What do you think of the weird circumstances of the Ward 4 contests? What does it tell you about the need for charter reform?
On the one hand, you have a first-time at-large candidate, Josh Krintzman, who will win his seat in an uncontested race. As pointed out on a wild thread on the Newton Parents listserv, this is not exactly unusual. At least one sitting councilor, Marc Laredo, first won his seat without a third candidate.
On the other hand, you have a first-time ward candidate, Christopher Markiewicz, who attracted a write-in opponent, Allison Sharma. If there’s been a ward councilor who first won her seat without an opponent, I’m not aware of it.
The obvious explanation for this state of affairs? Channeling my inner No-bird, it’s a hell of a lot easier to launch a first-time bid for a Ward seat, especially an outsider. In fact, it’s so easy to launch a Ward campaign, you can do it as a write-in!

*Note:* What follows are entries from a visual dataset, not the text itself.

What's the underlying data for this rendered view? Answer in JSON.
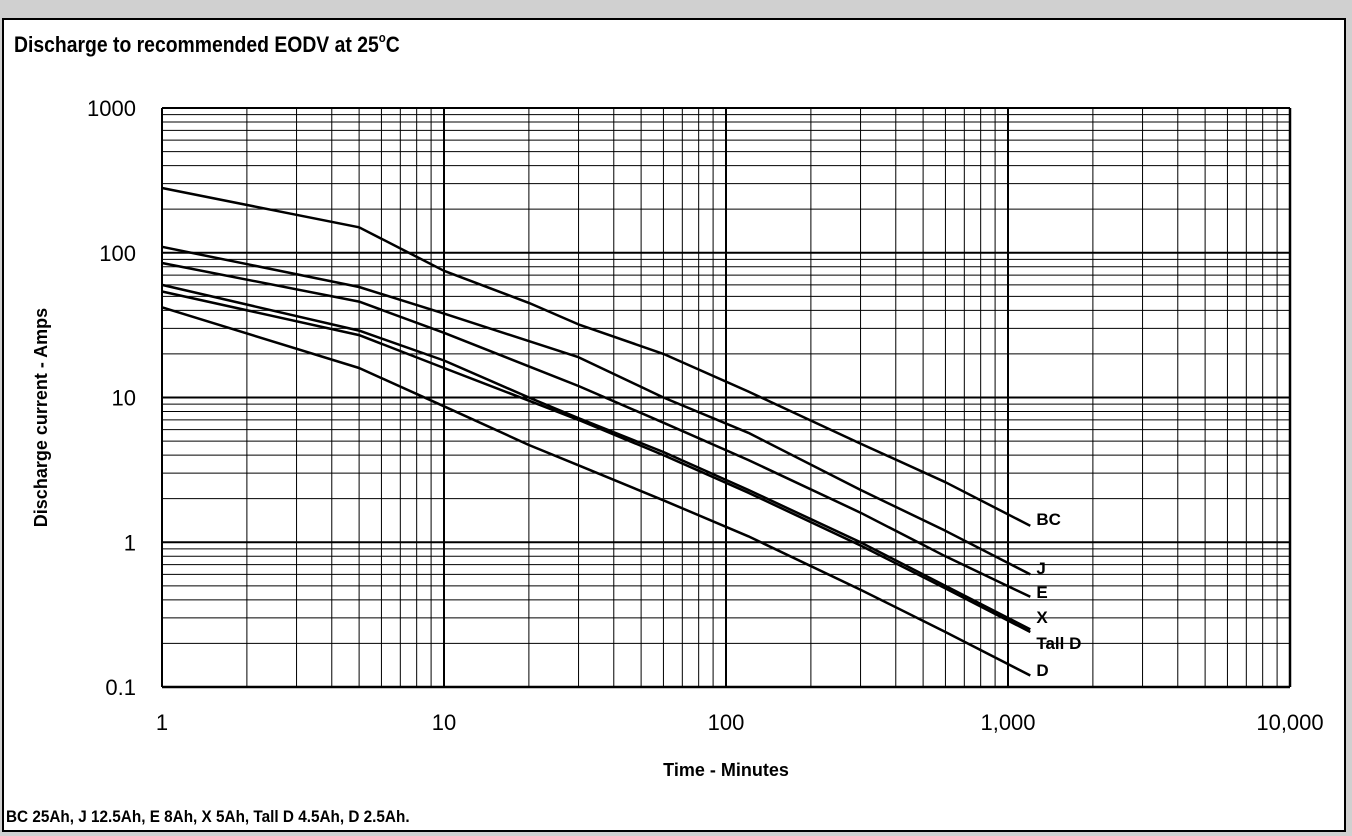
{
  "chart_data": {
    "type": "line",
    "title": "Discharge to recommended EODV at 25",
    "title_unit": "C",
    "title_degree": "o",
    "xlabel": "Time - Minutes",
    "ylabel": "Discharge current - Amps",
    "x_scale": "log",
    "y_scale": "log",
    "xlim": [
      1,
      10000
    ],
    "ylim": [
      0.1,
      1000
    ],
    "x_ticks": [
      1,
      10,
      100,
      1000,
      10000
    ],
    "x_tick_labels": [
      "1",
      "10",
      "100",
      "1,000",
      "10,000"
    ],
    "y_ticks": [
      0.1,
      1,
      10,
      100,
      1000
    ],
    "y_tick_labels": [
      "0.1",
      "1",
      "10",
      "100",
      "1000"
    ],
    "grid": true,
    "line_color": "#000000",
    "series": [
      {
        "name": "BC",
        "x": [
          1,
          5,
          10,
          20,
          30,
          60,
          120,
          300,
          600,
          1200
        ],
        "y": [
          280,
          150,
          75,
          45,
          32,
          20,
          11,
          4.8,
          2.6,
          1.3
        ]
      },
      {
        "name": "J",
        "x": [
          1,
          5,
          10,
          30,
          60,
          120,
          300,
          600,
          1200
        ],
        "y": [
          110,
          58,
          38,
          19,
          10,
          5.7,
          2.3,
          1.2,
          0.6
        ]
      },
      {
        "name": "E",
        "x": [
          1,
          5,
          10,
          30,
          60,
          120,
          300,
          600,
          1200
        ],
        "y": [
          85,
          46,
          28,
          12,
          6.7,
          3.7,
          1.6,
          0.8,
          0.42
        ]
      },
      {
        "name": "X",
        "x": [
          1,
          5,
          10,
          20,
          30,
          60,
          120,
          300,
          600,
          1200
        ],
        "y": [
          60,
          29,
          18,
          10,
          7.2,
          4.2,
          2.3,
          1.0,
          0.5,
          0.25
        ]
      },
      {
        "name": "Tall D",
        "x": [
          1,
          5,
          10,
          20,
          30,
          60,
          120,
          300,
          600,
          1200
        ],
        "y": [
          54,
          27,
          16,
          9.5,
          7.0,
          4.0,
          2.2,
          0.95,
          0.48,
          0.24
        ]
      },
      {
        "name": "D",
        "x": [
          1,
          5,
          10,
          20,
          30,
          60,
          120,
          300,
          600,
          1200
        ],
        "y": [
          42,
          16,
          8.7,
          4.7,
          3.4,
          1.95,
          1.1,
          0.47,
          0.24,
          0.12
        ]
      }
    ],
    "footnote": "BC 25Ah, J 12.5Ah, E 8Ah, X 5Ah, Tall D 4.5Ah, D 2.5Ah."
  }
}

Once Josh put his hat in the ring, he became a favorite to win. Though a non-winner in his first bid for elected office (school committee), Josh was a long-time state-house lawyer and the chair of the charter commission (which is also elected office); he’s connected. Inarguably, he’s got a leg up in a city-wide race. Seems he cleared the field.
When it became apparent that Christopher would run unopposed for ward councilor, the barrier to entry was so low, Allison has mounted a write-in campaign. With just a few hundred votes to win, anybody can do it!
So, the situation in Ward 4 is compelling advertisement for No, right?
Not so sure. I’m inclined to think it demonstrates that ward representation doesn’t matter and that the Charter Commission was unnecessarily nervous about ward councilors. For sure, the at-large race is a cautionary tale about the advantage an insider has in a city-wide race. But, the ward councilor rates illustrates what I don’t think the charter commissioners wrestled with: the fact that rule changes change strategy. In a world of eight ward councilors on a council of twelve, the insider juggernaut can and would concentrate its efforts on the ward races. We’re seeing it a bit in the Ward 4 ward race. The insider machine sure seems likely to deliver. In a write-in campaign.
It’s all a bit reductive. The world doesn’t divide so neatly into insider/outsider. And, we’ve seen “outsider” Bill Brandel unseat insider Christina Samuelson in a Ward 5 ward alderman race, years ago.
But, I’ll stand by the basic theory: insiderdom would have fared just fine with ward councilors. And, by eliminating ward councilors, the commission made itself a political problem that jeopardizes the effort to deliver a smaller board.